Good luck to the New York Times, now with a lovely Technicolor look. The former Gray Lady is also trying out a new art writer, Ken Johnson, an old Art in America hand who actually lives upstate in Troy, N.Y. Ken! Hope they don't make you move into town!

Meanwhile, doing short reviews for the first expanded Friday "Art Guide" -- an admitted great "picks" listing -- seems to have put Roberta Smith in a fouler mood than usual. Sam Durant at Curt Marcus is "riddled with derivative ideas" and "extremely dated," Steve Doughton at Marianne Boesky is "only mildly eye-catching," and as for Lisa Bowman at John Gibson, "a return to the drawing board seems called for." Ouch! Bad enough one time, but do they have to reprint it every week? You should go buy the Durant sculpture, despite what Roberta says. It's chrome!

Anyone looking to work 50 hours a week for 30 hours pay (sort of Socialism in reverse), apply to Artforum, where reviews editor Sheila Glazer has flown the coop. Now ensconced as senior editor at Travel & Leisure, at about double the salary, the multilingual Baudelaire translator now applies her mordant wit to Women's Magazine-type features -- nothing that new, since she did the fashion stuff at Artforum, too!

Overheard recently at the 44th birthday party for Postmodernist brainiac Brian Wallis (editor of Blasted Allegories and Postmodernism, among many other tomes), a lively discussion between Barbara Kruger, Maurice Berger and Barbara Bloom about -- the "live" season-premiere episode of the NBC nighttime hospital soap, ER. Well! Keeping up with TV is a dirty job, but somebody has to do it.

Spotted at Kiki Smith's Sept. 26 opening at PaceWildenstein in SoHo: chocolate-gnawing art feminist Janine Antoni, who used to have the best hair in SoHo -- now with a buzz cut. Somebody said she looked like a mental patient!
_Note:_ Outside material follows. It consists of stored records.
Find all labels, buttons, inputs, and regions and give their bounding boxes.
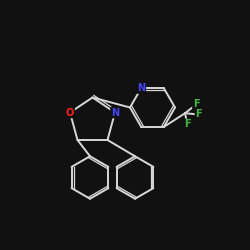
Text: O: O [66,108,74,118]
Text: F: F [184,120,191,130]
Text: N: N [137,83,145,93]
Text: F: F [196,110,202,120]
Text: N: N [111,108,119,118]
Text: F: F [193,100,200,110]
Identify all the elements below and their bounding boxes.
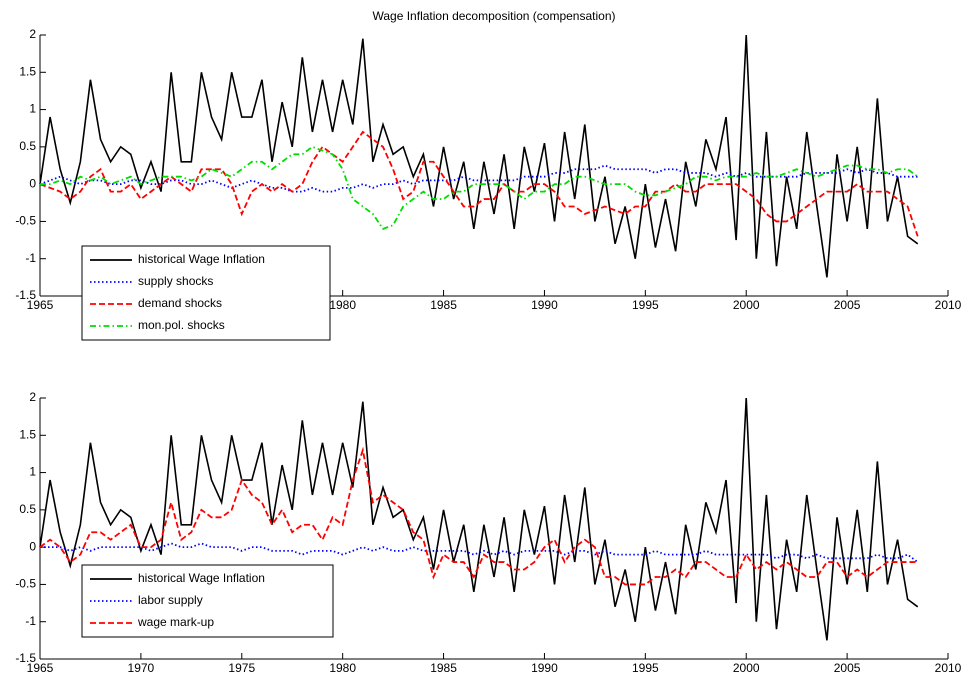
- y-tick-label: 1.5: [19, 427, 36, 441]
- legend: historical Wage Inflation labor supply wag…: [81, 564, 334, 638]
- chart-title: Wage Inflation decomposition (compensati…: [372, 9, 615, 23]
- subplot: -1.5 -1 -0.5 0 0.5 1 1.5 2 1965 1970 1975 1980 1985 1…: [15, 390, 961, 675]
- legend-label: labor supply: [138, 593, 203, 607]
- series-line: [39, 397, 919, 641]
- y-tick-label: 0.5: [19, 502, 36, 516]
- x-tick-label: 1985: [430, 298, 457, 312]
- x-tick-label: 1990: [531, 298, 558, 312]
- x-tick-label: 1965: [27, 661, 54, 675]
- y-tick-label: 2: [29, 27, 36, 41]
- legend-label: mon.pol. shocks: [138, 318, 225, 332]
- x-tick-label: 1965: [27, 298, 54, 312]
- series-line: [40, 542, 919, 563]
- x-tick-label: 1980: [329, 661, 356, 675]
- y-tick-label: -1: [25, 251, 36, 265]
- x-tick-label: 2000: [733, 298, 760, 312]
- legend: historical Wage Inflation supply shocks de…: [81, 245, 331, 341]
- legend-label: demand shocks: [138, 296, 222, 310]
- y-tick-label: -0.5: [15, 214, 36, 228]
- y-tick-label: 1: [29, 465, 36, 479]
- x-tick-label: 2010: [935, 298, 962, 312]
- x-tick-label: 1995: [632, 661, 659, 675]
- y-tick-label: -0.5: [15, 577, 36, 591]
- y-tick-label: -1.5: [15, 651, 36, 665]
- x-tick-label: 1975: [228, 661, 255, 675]
- subplot: Wage Inflation decomposition (compensati…: [15, 9, 962, 341]
- legend-box: [81, 564, 334, 638]
- series-line: [40, 145, 919, 230]
- x-tick-label: 2000: [733, 661, 760, 675]
- legend-label: historical Wage Inflation: [138, 571, 265, 585]
- x-tick-label: 1995: [632, 298, 659, 312]
- x-tick-label: 1985: [430, 661, 457, 675]
- y-tick-label: -1: [25, 614, 36, 628]
- legend-label: supply shocks: [138, 274, 213, 288]
- series-line: [39, 164, 918, 193]
- y-tick-label: -1.5: [15, 288, 36, 302]
- y-tick-label: 0: [29, 176, 36, 190]
- y-tick-label: 0.5: [19, 139, 36, 153]
- legend-box: [81, 245, 331, 341]
- x-tick-label: 2010: [935, 661, 962, 675]
- x-tick-label: 1980: [329, 298, 356, 312]
- x-tick-label: 2005: [834, 661, 861, 675]
- y-tick-label: 2: [29, 390, 36, 404]
- y-tick-label: 1: [29, 102, 36, 116]
- legend-label: historical Wage Inflation: [138, 252, 265, 266]
- series-line: [39, 130, 919, 237]
- x-tick-label: 1970: [128, 661, 155, 675]
- x-tick-label: 2005: [834, 298, 861, 312]
- series-line: [39, 34, 919, 278]
- y-tick-label: 0: [29, 539, 36, 553]
- series-line: [39, 446, 918, 586]
- x-tick-label: 1990: [531, 661, 558, 675]
- legend-label: wage mark-up: [137, 615, 214, 629]
- y-tick-label: 1.5: [19, 64, 36, 78]
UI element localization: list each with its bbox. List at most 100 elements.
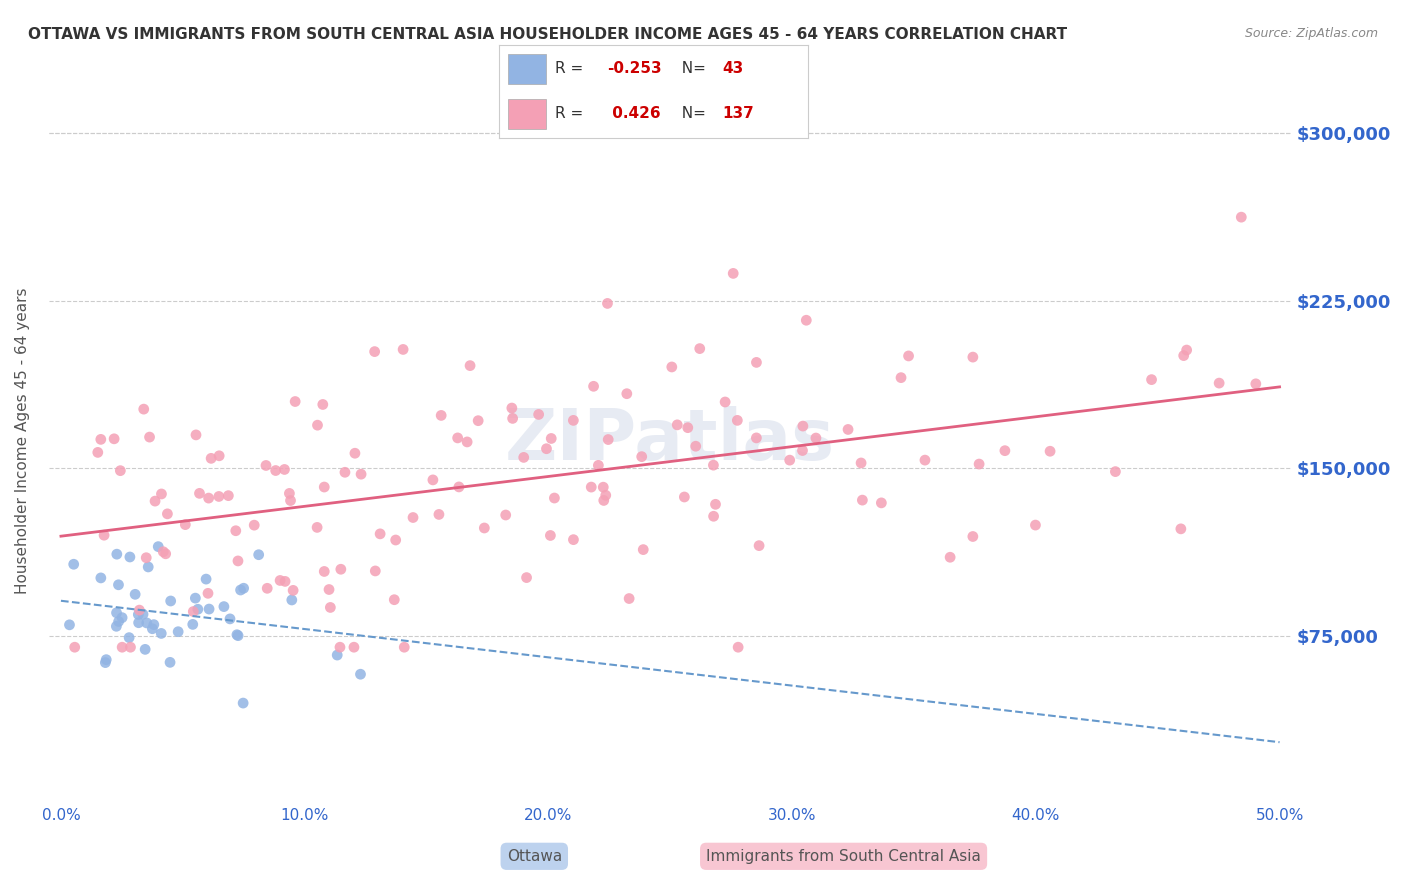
Point: [527, 408, 550, 422]
Point: [264, 463, 287, 477]
Point: [118, 631, 141, 645]
Point: [136, 560, 159, 574]
Point: [1140, 373, 1163, 387]
Point: [467, 414, 489, 428]
Text: N=: N=: [672, 62, 711, 77]
Point: [93, 528, 115, 542]
Point: [1039, 444, 1062, 458]
Point: [150, 626, 173, 640]
Point: [243, 518, 266, 533]
Point: [247, 548, 270, 562]
Point: [562, 533, 585, 547]
Text: R =: R =: [555, 106, 588, 121]
Point: [967, 457, 990, 471]
Point: [792, 443, 814, 458]
Point: [598, 433, 620, 447]
Point: [536, 442, 558, 456]
Point: [516, 571, 538, 585]
Point: [794, 313, 817, 327]
Point: [281, 593, 304, 607]
Point: [870, 496, 893, 510]
Point: [150, 487, 173, 501]
Point: [333, 465, 356, 479]
Point: [779, 453, 801, 467]
Point: [501, 401, 523, 415]
Point: [447, 480, 470, 494]
Point: [689, 342, 711, 356]
Point: [792, 419, 814, 434]
Text: Source: ZipAtlas.com: Source: ZipAtlas.com: [1244, 27, 1378, 40]
Point: [714, 395, 737, 409]
Point: [939, 550, 962, 565]
Point: [90, 571, 112, 585]
Point: [143, 494, 166, 508]
Point: [181, 605, 204, 619]
Point: [447, 431, 470, 445]
Point: [1230, 210, 1253, 224]
Point: [329, 640, 352, 655]
Point: [897, 349, 920, 363]
Point: [141, 622, 163, 636]
Point: [174, 517, 197, 532]
Point: [349, 667, 371, 681]
Point: [1175, 343, 1198, 357]
Point: [103, 432, 125, 446]
Point: [630, 450, 652, 464]
Point: [159, 594, 181, 608]
Point: [350, 467, 373, 482]
Point: [962, 529, 984, 543]
Point: [208, 449, 231, 463]
Point: [562, 413, 585, 427]
Point: [278, 486, 301, 500]
Point: [745, 355, 768, 369]
Point: [502, 411, 524, 425]
Point: [384, 533, 406, 547]
Point: [124, 587, 146, 601]
Text: -0.253: -0.253: [607, 62, 662, 77]
Point: [167, 624, 190, 639]
Text: Ottawa: Ottawa: [506, 849, 562, 863]
Point: [188, 486, 211, 500]
Point: [962, 350, 984, 364]
Point: [284, 394, 307, 409]
Point: [142, 617, 165, 632]
Point: [226, 629, 249, 643]
Point: [319, 600, 342, 615]
Point: [110, 464, 132, 478]
Point: [105, 547, 128, 561]
Point: [363, 344, 385, 359]
Point: [727, 640, 749, 655]
Point: [394, 640, 416, 655]
Text: ZIPatlas: ZIPatlas: [505, 406, 835, 475]
Point: [725, 413, 748, 427]
Point: [127, 607, 149, 622]
Point: [87, 445, 110, 459]
Point: [197, 491, 219, 505]
Point: [837, 422, 859, 436]
Point: [134, 642, 156, 657]
Point: [914, 453, 936, 467]
Point: [595, 488, 617, 502]
Point: [118, 549, 141, 564]
Point: [155, 547, 177, 561]
Point: [225, 524, 247, 538]
Point: [187, 602, 209, 616]
Point: [592, 493, 614, 508]
Point: [148, 540, 170, 554]
Point: [184, 428, 207, 442]
Text: 137: 137: [721, 106, 754, 121]
Point: [427, 508, 450, 522]
Point: [184, 591, 207, 606]
Point: [159, 656, 181, 670]
Point: [661, 359, 683, 374]
Point: [120, 640, 142, 655]
Point: [314, 565, 336, 579]
Point: [685, 439, 707, 453]
Point: [62, 558, 84, 572]
Point: [208, 490, 231, 504]
Point: [314, 480, 336, 494]
Point: [152, 545, 174, 559]
Point: [1024, 518, 1046, 533]
Point: [307, 418, 329, 433]
Point: [721, 267, 744, 281]
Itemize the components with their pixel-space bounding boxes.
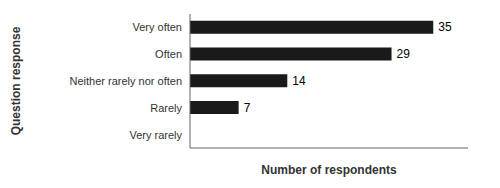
svg-text:Very rarely: Very rarely bbox=[129, 129, 182, 141]
svg-text:7: 7 bbox=[244, 101, 251, 115]
svg-text:Question response: Question response bbox=[9, 26, 23, 135]
svg-text:14: 14 bbox=[292, 74, 306, 88]
svg-text:Neither rarely nor often: Neither rarely nor often bbox=[70, 75, 183, 87]
svg-text:Very often: Very often bbox=[132, 21, 182, 33]
svg-text:35: 35 bbox=[438, 20, 452, 34]
svg-text:Number of respondents: Number of respondents bbox=[261, 163, 397, 177]
svg-text:29: 29 bbox=[397, 47, 411, 61]
svg-text:Often: Often bbox=[155, 48, 182, 60]
svg-text:Rarely: Rarely bbox=[150, 102, 182, 114]
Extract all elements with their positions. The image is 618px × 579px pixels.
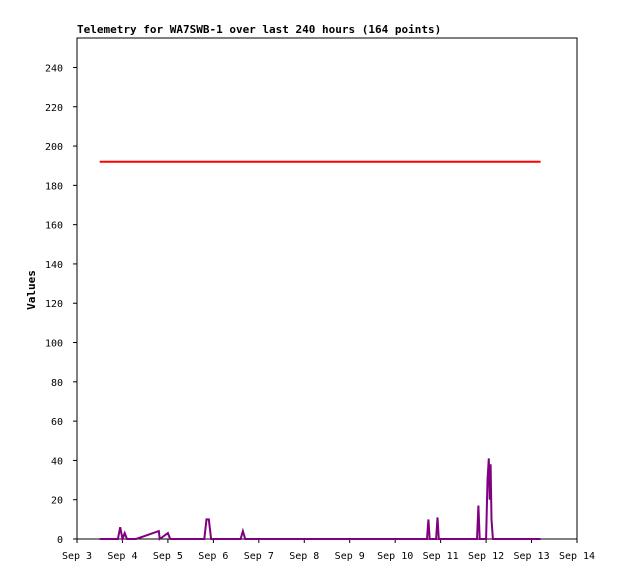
x-tick-label: Sep 11 [423, 551, 459, 562]
x-tick-label: Sep 7 [244, 551, 274, 562]
y-tick-label: 100 [45, 339, 63, 350]
chart-title: Telemetry for WA7SWB-1 over last 240 hou… [77, 23, 442, 36]
x-tick-label: Sep 3 [62, 551, 92, 562]
x-tick-label: Sep 6 [198, 551, 228, 562]
x-tick-label: Sep 12 [468, 551, 504, 562]
y-tick-label: 140 [45, 260, 63, 271]
y-tick-label: 20 [51, 496, 63, 507]
x-tick-label: Sep 4 [107, 551, 137, 562]
y-axis-title: Values [25, 270, 38, 310]
series-line-2 [99, 458, 541, 543]
x-tick-label: Sep 8 [289, 551, 319, 562]
x-tick-label: Sep 5 [153, 551, 183, 562]
y-tick-label: 80 [51, 378, 63, 389]
y-tick-label: 200 [45, 142, 63, 153]
y-tick-label: 160 [45, 221, 63, 232]
y-tick-label: 0 [57, 535, 63, 546]
y-tick-label: 220 [45, 103, 63, 114]
plot-area-frame [76, 37, 578, 540]
y-tick-label: 40 [51, 456, 63, 467]
x-tick-label: Sep 9 [335, 551, 365, 562]
y-tick-label: 60 [51, 417, 63, 428]
y-tick-label: 120 [45, 299, 63, 310]
x-tick-label: Sep 14 [559, 551, 595, 562]
x-tick-label: Sep 10 [377, 551, 413, 562]
y-tick-label: 240 [45, 63, 63, 74]
x-tick-label: Sep 13 [513, 551, 549, 562]
y-tick-label: 180 [45, 181, 63, 192]
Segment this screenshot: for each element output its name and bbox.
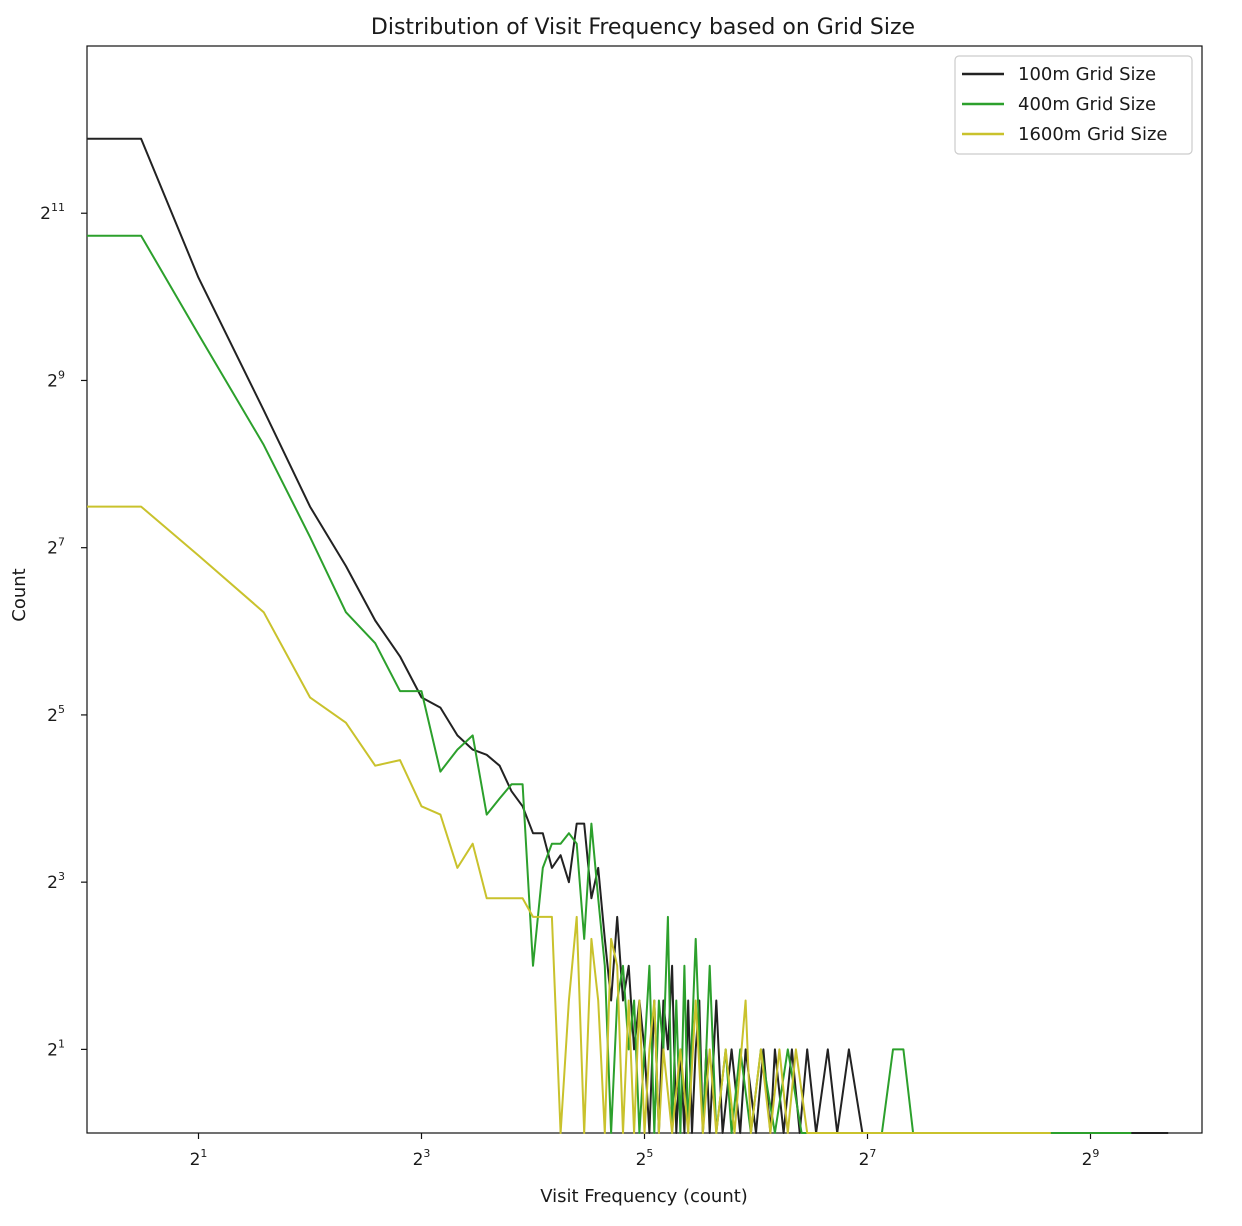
y-tick-label: 25 [47,703,65,726]
x-tick-label: 23 [413,1147,431,1170]
legend-label: 100m Grid Size [1018,64,1156,85]
x-tick-label: 21 [190,1147,208,1170]
legend-label: 400m Grid Size [1018,94,1156,115]
x-tick-label: 29 [1082,1147,1100,1170]
series-line [87,137,1169,1134]
series-layer [87,137,1169,1134]
legend-box [954,55,1193,155]
y-tick-label: 21 [47,1037,65,1060]
legend: 100m Grid Size 400m Grid Size 1600m Grid S… [954,55,1193,155]
y-tick-label: 29 [47,368,65,391]
series-line [87,505,1051,1134]
plot-frame [86,45,1203,1134]
legend-label: 1600m Grid Size [1018,124,1168,145]
x-tick-label: 27 [859,1147,877,1170]
y-tick-label: 27 [47,536,65,559]
x-axis-label: Visit Frequency (count) [540,1186,748,1207]
y-tick-label: 23 [47,870,65,893]
y-axis-ticks: 21 23 25 27 29 211 [40,201,87,1060]
x-axis-ticks: 21 23 25 27 29 [190,1133,1100,1170]
chart-title: Distribution of Visit Frequency based on… [371,15,915,40]
y-axis-label: Count [9,568,30,621]
x-tick-label: 25 [636,1147,654,1170]
y-tick-label: 211 [40,201,65,224]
Not me. I thought of Demi in G.I. Jane.

Also spotted, at the press preview of the Rauschenberg retro at the SoHo Guggenheim: gumpy neocon critic Hilton Kramer leaning over Bob's hilarious vat of bubbling mud, just in the right position for an anonymous shove! Some people still have faith, no matter how misplaced.

Castelli Graphics, at 578 Broadway, has been shuttered, with director Jodi Scherer moving over to Pace Prints. Castelli's print-publishing program had been in stasis for a long time, the gallery given over to extravagant monographic shows, recently of Jasper Johns and Joseph Kosuth, among others. The inventory is at the regular gallery. Such an abrupt end for a great institution. Sad.

Collectibles: The Fourth Day Destruction of Birds by Kiki Smith, an accordion-style artist's book with etchings of birds, presumably dead, issued in conjunction with her "Reconstructing the Moon" show at PaceWildenstein in SoHo. It sells for $10. At Paula Cooper, Zoe Leonard's 1998 Bearded Lady Calendar picturing New York's own bearded lady, Jennifer Miller, for $32.47. Jane Wilson's catalogue for her show at Fischbach, Oct. 17-Nov. 15, 1997, with an essay by Luc Sante, $15. And the mock-Bible catalogue for Dinos and Jake Chapman at Gagosian, with the notorious interview with Robert Rosenblum, $40.

ROSETTA STONE lives and works in New York.